I still want to build a working underwater ROV. I was in a competition for several years but never quite got it to work and I would like to prove that I can and have one to play with. It has given me a lot of experience at roll-your-own H-bridge motor drivers.

Occasional thoughts about excessive projects like individually accessible LED lights for winter icicle lights, or flowing 2D pattern LED T-shirts.

Well, that should be more than enough to start!

Mike

Wow, that’s awesome! Tons of ambitious projects there.

Perhaps this was the link your hackerspace was discussing? Which hackerspace was it?

https://contextualelectronics.com/courses/shine-on-you-crazy-kicad/

That is the link. I don’t know how I missed it in the original post. And the hackerspace is HeatSync in Mesa, AZ.

Mike

16 posts were split to a new topic: ALeggeUp’s Power Wheel Mod Build Log

I am building an automated watering system for my back-deck garden using Particle and Ubidots.

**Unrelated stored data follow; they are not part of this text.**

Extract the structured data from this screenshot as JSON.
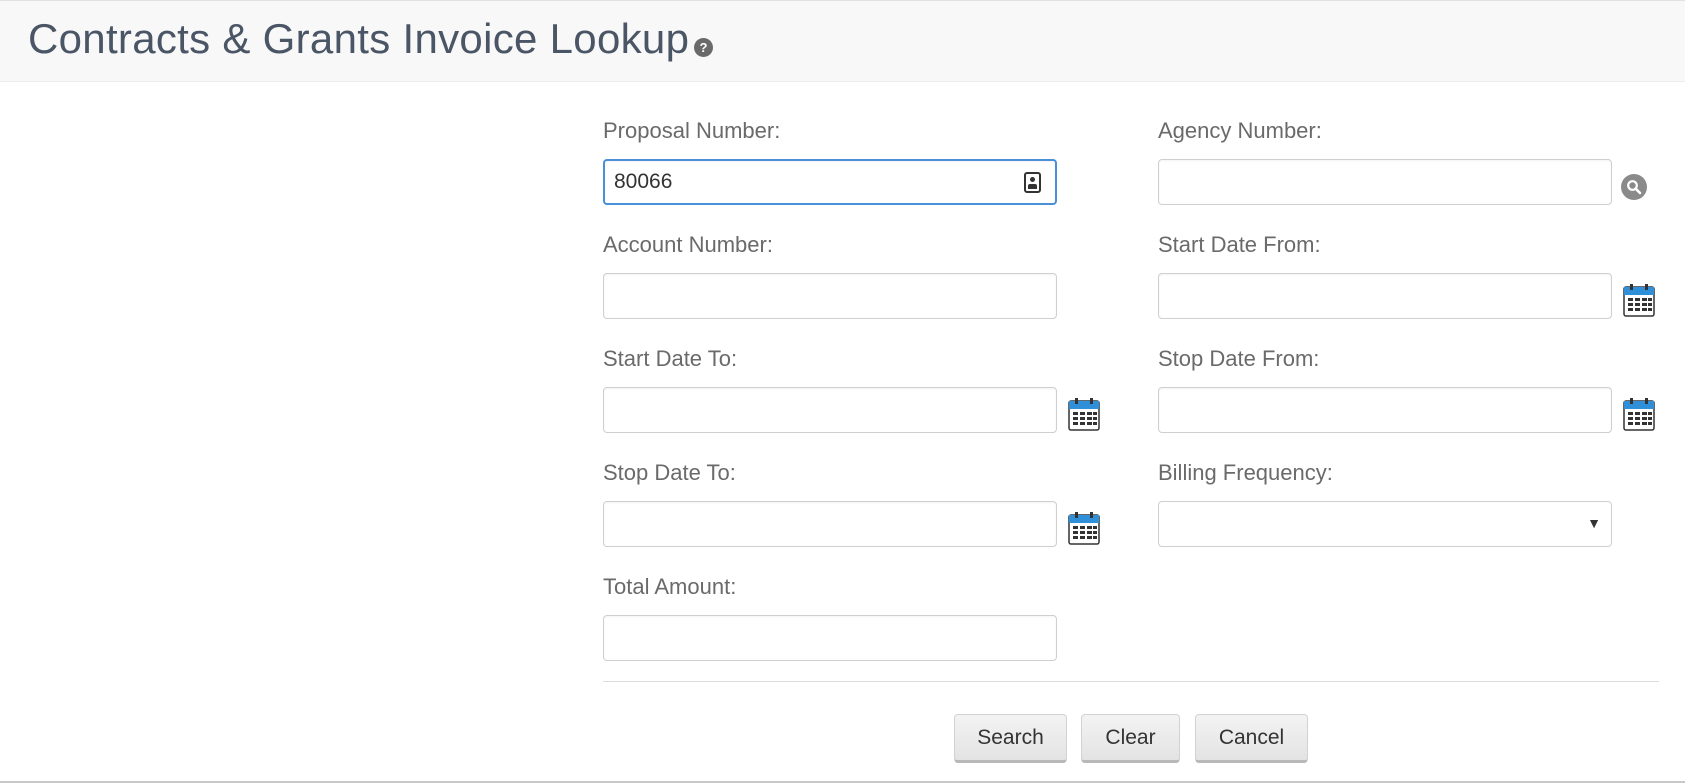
{
  "header": {
    "title": "Contracts & Grants Invoice Lookup",
    "help_glyph": "?"
  },
  "form": {
    "proposal_number": {
      "label": "Proposal Number:",
      "value": "80066"
    },
    "agency_number": {
      "label": "Agency Number:",
      "value": ""
    },
    "account_number": {
      "label": "Account Number:",
      "value": ""
    },
    "start_date_from": {
      "label": "Start Date From:",
      "value": ""
    },
    "start_date_to": {
      "label": "Start Date To:",
      "value": ""
    },
    "stop_date_from": {
      "label": "Stop Date From:",
      "value": ""
    },
    "stop_date_to": {
      "label": "Stop Date To:",
      "value": ""
    },
    "billing_frequency": {
      "label": "Billing Frequency:",
      "value": "",
      "arrow": "▼"
    },
    "total_amount": {
      "label": "Total Amount:",
      "value": ""
    }
  },
  "buttons": {
    "search": "Search",
    "clear": "Clear",
    "cancel": "Cancel"
  },
  "icons": {
    "help": "help-icon",
    "contact_card": "contact-card-icon",
    "lookup": "magnifier-icon",
    "calendar": "calendar-icon"
  },
  "colors": {
    "focus_border": "#4a90d9",
    "title_text": "#4a5565",
    "calendar_header": "#2f8fd8"
  }
}
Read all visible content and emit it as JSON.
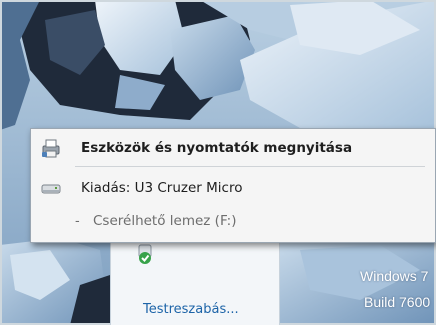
{
  "popup": {
    "devices_printers_label": "Eszközök és nyomtatók megnyitása",
    "eject_label": "Kiadás: U3 Cruzer Micro",
    "removable_disk_label": "Cserélhető lemez (F:)",
    "sub_prefix": "-"
  },
  "tray": {
    "customize_link": "Testreszabás..."
  },
  "watermark": {
    "line1": "Windows 7",
    "line2": "Build 7600"
  },
  "icons": {
    "devices": "printer-icon",
    "eject": "drive-icon",
    "usb": "usb-safely-remove-icon"
  }
}
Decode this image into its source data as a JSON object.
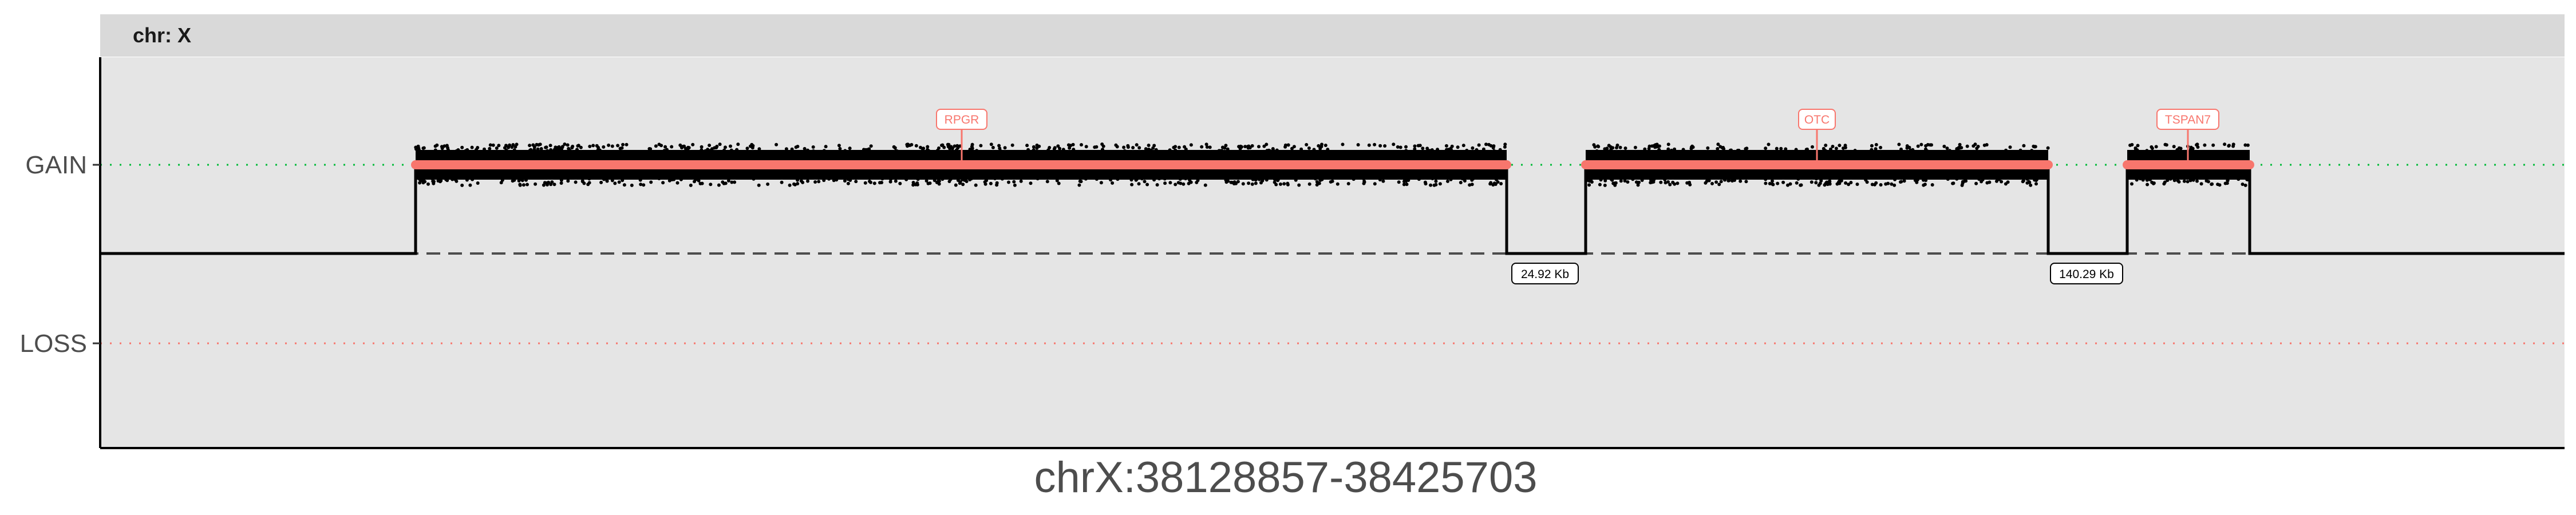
{
  "chart_data": {
    "type": "line",
    "panel_title": "chr: X",
    "xlabel": "chrX:38128857-38425703",
    "y_levels": [
      "GAIN",
      "LOSS"
    ],
    "segments": [
      {
        "state": "GAIN",
        "gene": "RPGR"
      },
      {
        "state": "GAIN",
        "gene": "OTC"
      },
      {
        "state": "GAIN",
        "gene": "TSPAN7"
      }
    ],
    "gaps": [
      {
        "label": "24.92 Kb"
      },
      {
        "label": "140.29 Kb"
      }
    ],
    "colors": {
      "panel_bg": "#e5e5e5",
      "strip_bg": "#d9d9d9",
      "segment": "#f8766d",
      "points": "#000000",
      "gain_ref": "#00ba38",
      "loss_ref": "#f8766d"
    }
  }
}
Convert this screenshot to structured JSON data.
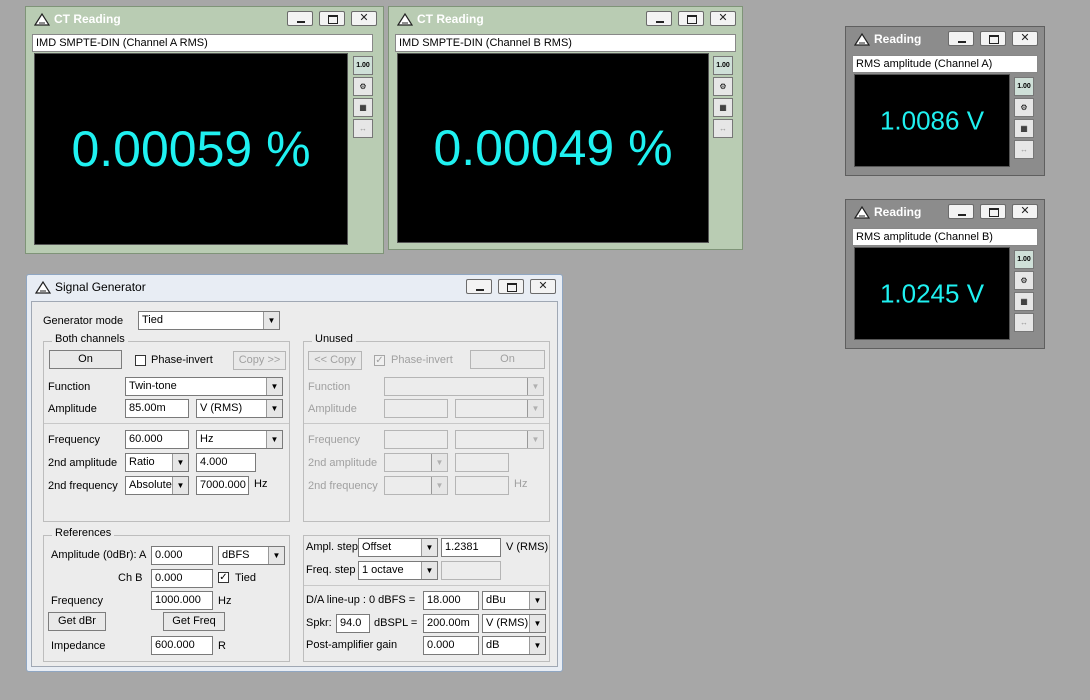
{
  "ct_a": {
    "title": "CT Reading",
    "subtitle": "IMD SMPTE-DIN (Channel A RMS)",
    "value": "0.00059 %"
  },
  "ct_b": {
    "title": "CT Reading",
    "subtitle": "IMD SMPTE-DIN (Channel B RMS)",
    "value": "0.00049 %"
  },
  "rd_a": {
    "title": "Reading",
    "subtitle": "RMS amplitude (Channel A)",
    "value": "1.0086 V"
  },
  "rd_b": {
    "title": "Reading",
    "subtitle": "RMS amplitude (Channel B)",
    "value": "1.0245 V"
  },
  "meter_badge": "1.00",
  "sg": {
    "title": "Signal Generator",
    "mode_label": "Generator mode",
    "mode_value": "Tied",
    "both": {
      "title": "Both channels",
      "on": "On",
      "phase_invert": "Phase-invert",
      "copy": "Copy >>",
      "function_label": "Function",
      "function_value": "Twin-tone",
      "amplitude_label": "Amplitude",
      "amplitude_value": "85.00m",
      "amplitude_unit": "V (RMS)",
      "frequency_label": "Frequency",
      "frequency_value": "60.000",
      "frequency_unit": "Hz",
      "amp2_label": "2nd amplitude",
      "amp2_mode": "Ratio",
      "amp2_value": "4.000",
      "freq2_label": "2nd frequency",
      "freq2_mode": "Absolute",
      "freq2_value": "7000.000",
      "freq2_unit": "Hz"
    },
    "unused": {
      "title": "Unused",
      "copy": "<< Copy",
      "phase_invert": "Phase-invert",
      "on": "On",
      "function_label": "Function",
      "amplitude_label": "Amplitude",
      "frequency_label": "Frequency",
      "amp2_label": "2nd amplitude",
      "freq2_label": "2nd frequency",
      "freq2_unit": "Hz"
    },
    "refs": {
      "title": "References",
      "amp_label": "Amplitude (0dBr): A",
      "amp_a_value": "0.000",
      "amp_a_unit": "dBFS",
      "chb_label": "Ch B",
      "chb_value": "0.000",
      "tied": "Tied",
      "freq_label": "Frequency",
      "freq_value": "1000.000",
      "freq_unit": "Hz",
      "get_dbr": "Get dBr",
      "get_freq": "Get Freq",
      "imp_label": "Impedance",
      "imp_value": "600.000",
      "imp_unit": "R"
    },
    "steps": {
      "ampl_label": "Ampl. step",
      "ampl_mode": "Offset",
      "ampl_value": "1.2381",
      "ampl_unit": "V (RMS)",
      "freq_label": "Freq. step",
      "freq_value": "1 octave"
    },
    "da": {
      "lineup_label": "D/A line-up : 0 dBFS =",
      "lineup_value": "18.000",
      "lineup_unit": "dBu",
      "spkr_label": "Spkr:",
      "spkr_value": "94.0",
      "dbspl_label": "dBSPL =",
      "dbspl_value": "200.00m",
      "dbspl_unit": "V (RMS)",
      "postamp_label": "Post-amplifier gain",
      "postamp_value": "0.000",
      "postamp_unit": "dB"
    }
  }
}
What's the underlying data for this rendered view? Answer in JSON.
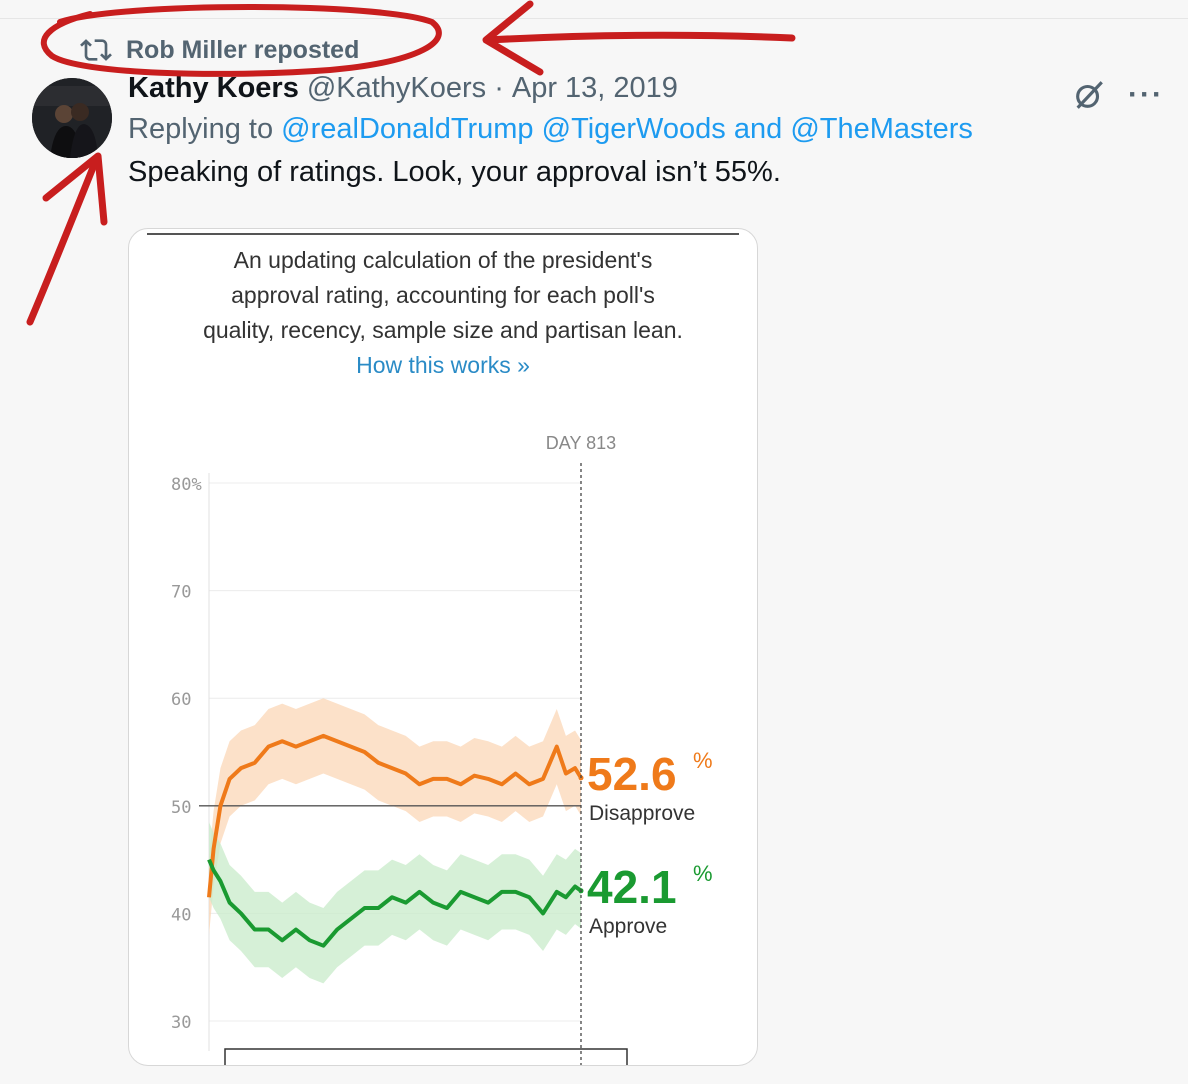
{
  "repost": {
    "label": "Rob Miller reposted",
    "icon": "repost-icon"
  },
  "tweet": {
    "author_name": "Kathy Koers",
    "author_handle": "@KathyKoers",
    "separator": "·",
    "date": "Apr 13, 2019",
    "replying_prefix": "Replying to",
    "mentions": [
      "@realDonaldTrump",
      "@TigerWoods",
      "@TheMasters"
    ],
    "mention_joiner_and": "and",
    "text": "Speaking of ratings. Look, your approval isn’t 55%.",
    "more_label": "···"
  },
  "card": {
    "subtitle_lines": [
      "An updating calculation of the president's",
      "approval rating, accounting for each poll's",
      "quality, recency, sample size and partisan lean."
    ],
    "how_link": "How this works »"
  },
  "chart_data": {
    "type": "line",
    "title": "An updating calculation of the president's approval rating, accounting for each poll's quality, recency, sample size and partisan lean.",
    "marker_label": "DAY 813",
    "marker_day": 813,
    "y_ticks": [
      "80%",
      "70",
      "60",
      "50",
      "40",
      "30"
    ],
    "y_tick_values": [
      80,
      70,
      60,
      50,
      40,
      30
    ],
    "ylim": [
      30,
      80
    ],
    "xlim": [
      0,
      813
    ],
    "grid": true,
    "series": [
      {
        "name": "Disapprove",
        "final_value": "52.6",
        "unit": "%",
        "color": "#ef7a1a",
        "band_color": "#fbd7b7",
        "x": [
          0,
          10,
          25,
          45,
          70,
          100,
          130,
          160,
          190,
          220,
          250,
          280,
          310,
          340,
          370,
          400,
          430,
          460,
          490,
          520,
          550,
          580,
          610,
          640,
          670,
          700,
          730,
          760,
          780,
          800,
          813
        ],
        "values": [
          41.5,
          46,
          50,
          52.5,
          53.5,
          54,
          55.5,
          56,
          55.5,
          56,
          56.5,
          56,
          55.5,
          55,
          54,
          53.5,
          53,
          52,
          52.5,
          52.5,
          52,
          52.8,
          52.5,
          52,
          53,
          52,
          52.5,
          55.5,
          53,
          53.5,
          52.6
        ]
      },
      {
        "name": "Approve",
        "final_value": "42.1",
        "unit": "%",
        "color": "#1a9a31",
        "band_color": "#c8ebc9",
        "x": [
          0,
          10,
          25,
          45,
          70,
          100,
          130,
          160,
          190,
          220,
          250,
          280,
          310,
          340,
          370,
          400,
          430,
          460,
          490,
          520,
          550,
          580,
          610,
          640,
          670,
          700,
          730,
          760,
          780,
          800,
          813
        ],
        "values": [
          45,
          44,
          43,
          41,
          40,
          38.5,
          38.5,
          37.5,
          38.5,
          37.5,
          37,
          38.5,
          39.5,
          40.5,
          40.5,
          41.5,
          41,
          42,
          41,
          40.5,
          42,
          41.5,
          41,
          42,
          42,
          41.5,
          40,
          42,
          41.5,
          42.5,
          42.1
        ]
      }
    ],
    "reference_line": 50
  }
}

Full project description here.

Comments and suggestions welcomed.

Chip

1 Like

@chipmc,

Nice project! Very well documented.

1 Like

I’m finally wrapping up my last project from Contextual Electronics 2.0 - a highly modified version of CentralCommand.
Two big lessons learned - the first is that I need to include mounting holes “before” finishing the layout - hence that weird border space on the left and right. But the MUCH more important lesson was to not push the fabricator’s limits unless really needed. I found OSH Park’s limits for 4-layer boards and decided to try them all at once, on everything. The result? A 33% yield on the boards, only 2 boards out of two orders (3 boards per order) came out. But OSH Park was sympathetic and helpful. On a positive note, the steel solder stencils from OSH Stencils are fantastic! Now, on to testing so that I can move forward to Contextual Electronics 3.0.

5 Likes

Finishing up a signaling system my brother’s church asked me to make. Buttons make the NeoPixle do different things that allow the control room to communicate with musicians on stage. They have in-ear monitors and intercoms, but they prefer to have a light signal for certain things. This is doing the trick.

Board Assembled


Board working.

Pre-PCB mock-up/test.

Schematic. I know… I know… it’s not great.

KiCad Layout. DON’T JUDGE MEEEEE!!! I’m a hobbyist man… come on…

After seeing/using a proto-type they ordered more. (The word order would suggest I’m getting paid, I assure you I am not. It’s the Lord’s work… you donate that stuff…and there is less liability. :slight_smile: )

Just wanted to share.

Brian

4 Likes

Very cool. Some of my schematics are a worse. :slight_smile: It’s not our day job.